Page 4 of 4
Posted: Fri Sep 08, 2006 9:26 am
by Seca Girl
Looks like you might need to re-check the label on Rotella, don't know if this means they've changed the forumula or not:
http://www.rotella.com/press/article_68.html
Posted: Fri Sep 08, 2006 10:21 am
by macktruckturner
I will allow experience, rather than press releases, to dictate my oil use. So long as my engine continues to run fine, not burn oil, and my transmission continues to shift as I expect it to - I'll stick with what I run.
Posted: Fri Sep 08, 2006 10:44 am
by oldschoolorange
I run straight 40 oil in my bike as I get it from work for pretty much free. That is the same oil the old 2 stroke detroits use
Posted: Sat Sep 09, 2006 12:59 am
by Meanie
You guys want to learn more about oils...go here--------->
http://theoildrop.server101.com/cgi/ultimatebb.cgi
Best automobile oil for motorcycles
Posted: Wed Sep 13, 2006 7:08 am
by norsseman
Have a new Kaw Vulcan 750 and Kaw KLR650 and plan on using
dino oil for the first 6K. From all my research on the net about
the only auto oil that holds it's viscosity almost as good as
many synthetics is GTX 10-40 (no moly) to mess up a wet clutch.

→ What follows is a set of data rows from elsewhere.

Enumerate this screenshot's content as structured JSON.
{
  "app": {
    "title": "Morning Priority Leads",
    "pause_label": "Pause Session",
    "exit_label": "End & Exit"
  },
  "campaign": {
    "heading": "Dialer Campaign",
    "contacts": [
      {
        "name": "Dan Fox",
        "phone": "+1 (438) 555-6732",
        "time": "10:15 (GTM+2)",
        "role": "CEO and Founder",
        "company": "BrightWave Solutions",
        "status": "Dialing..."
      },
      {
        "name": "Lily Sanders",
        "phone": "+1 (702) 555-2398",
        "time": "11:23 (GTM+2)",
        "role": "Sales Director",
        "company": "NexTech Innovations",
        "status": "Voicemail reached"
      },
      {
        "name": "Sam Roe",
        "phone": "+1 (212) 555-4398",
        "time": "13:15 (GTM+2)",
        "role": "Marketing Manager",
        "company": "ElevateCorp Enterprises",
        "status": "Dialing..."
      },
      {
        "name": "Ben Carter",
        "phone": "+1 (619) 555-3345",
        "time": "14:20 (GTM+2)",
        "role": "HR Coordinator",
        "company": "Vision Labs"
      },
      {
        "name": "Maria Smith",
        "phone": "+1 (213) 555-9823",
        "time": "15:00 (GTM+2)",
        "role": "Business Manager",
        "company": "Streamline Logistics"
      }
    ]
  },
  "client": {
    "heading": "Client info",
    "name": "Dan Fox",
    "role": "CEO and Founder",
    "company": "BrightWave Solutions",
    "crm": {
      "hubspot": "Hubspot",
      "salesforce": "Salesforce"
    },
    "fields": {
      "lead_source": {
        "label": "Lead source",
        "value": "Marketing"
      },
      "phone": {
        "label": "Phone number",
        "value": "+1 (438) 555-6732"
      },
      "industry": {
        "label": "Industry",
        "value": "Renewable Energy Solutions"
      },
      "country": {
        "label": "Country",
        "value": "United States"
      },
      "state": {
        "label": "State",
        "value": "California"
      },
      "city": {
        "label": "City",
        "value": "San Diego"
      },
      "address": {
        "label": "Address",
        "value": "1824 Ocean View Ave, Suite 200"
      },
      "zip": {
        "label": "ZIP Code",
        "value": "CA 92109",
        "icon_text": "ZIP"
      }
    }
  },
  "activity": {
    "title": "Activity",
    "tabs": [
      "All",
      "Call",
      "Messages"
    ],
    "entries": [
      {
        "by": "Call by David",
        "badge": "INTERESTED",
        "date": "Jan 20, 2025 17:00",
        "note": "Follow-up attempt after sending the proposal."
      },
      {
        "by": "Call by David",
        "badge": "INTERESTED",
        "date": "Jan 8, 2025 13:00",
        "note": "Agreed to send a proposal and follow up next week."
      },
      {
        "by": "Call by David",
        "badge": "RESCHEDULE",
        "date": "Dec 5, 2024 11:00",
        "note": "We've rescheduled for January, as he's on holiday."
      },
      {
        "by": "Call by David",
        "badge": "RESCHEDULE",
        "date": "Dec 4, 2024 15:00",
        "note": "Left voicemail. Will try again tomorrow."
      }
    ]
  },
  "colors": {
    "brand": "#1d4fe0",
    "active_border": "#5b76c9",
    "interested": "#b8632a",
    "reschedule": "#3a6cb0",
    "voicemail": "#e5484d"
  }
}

Kendall should be OK also as long as it is not Energy conserving.
Lookin for a good quality 90 weight oil for my chain...any recommendations?
Posted: Wed Sep 13, 2006 9:36 am
by flynrider
If you have an O-ring chain, you really don't need anything as heavy as 90 wt gear oil. That was standard practice for the non-sealed chains from the old days. With an O-ring, you can use a lighter (less sticky, less messy) lube to keep the link plates moving smoothly. Something like silicone spray lube or Chain Wax will attract less dirt than gear oil.
I've been using run of the mill silicone spray on my 750's chain since new. It's got 15K miles on it now and still looks great.
Posted: Thu Sep 14, 2006 1:17 am
by paul246
flynrider wrote:If you have an O-ring chain, you really don't need anything as heavy as 90 wt gear oil. That was standard practice for the non-sealed chains from the old days. With an O-ring, you can use a lighter (less sticky, less messy) lube to keep the link plates moving smoothly. Something like silicone spray lube or Chain Wax will attract less dirt than gear oil.
I've been using run of the mill silicone spray on my 750's chain since new. It's got 15K miles on it now and still looks great.
I could be wrong but I believe the 90 weight is intended more for the chain/sprocket interface, a heavy oil will prevent wear on the sprocket teeth better than a light oil or wax. My 2005 Honda XR650L manual still calls for a gear oil lube and the chain is an o-ring type.
How to apply 90 weight oil
Posted: Thu Sep 14, 2006 6:28 am
by norsseman
Thanks for your post on 90 weight oil. How do you apply 90w ? Is
a brush easier than applying it directly? What kind of a brush is
recommended? How do you get the entire chain lubed?
New KLR rider.
Posted: Fri Sep 15, 2006 1:10 am
by paul246
First, I thoroughly clean the chain. I then tie a bit of string around the chain to mark my start point. I just pour the oil into a small jar and apply a light coat with a narrow paint brush, making sure to coat the inside of the links that mesh with the sprockets. I don't get much dripping or slinging, as long as I don't over-apply.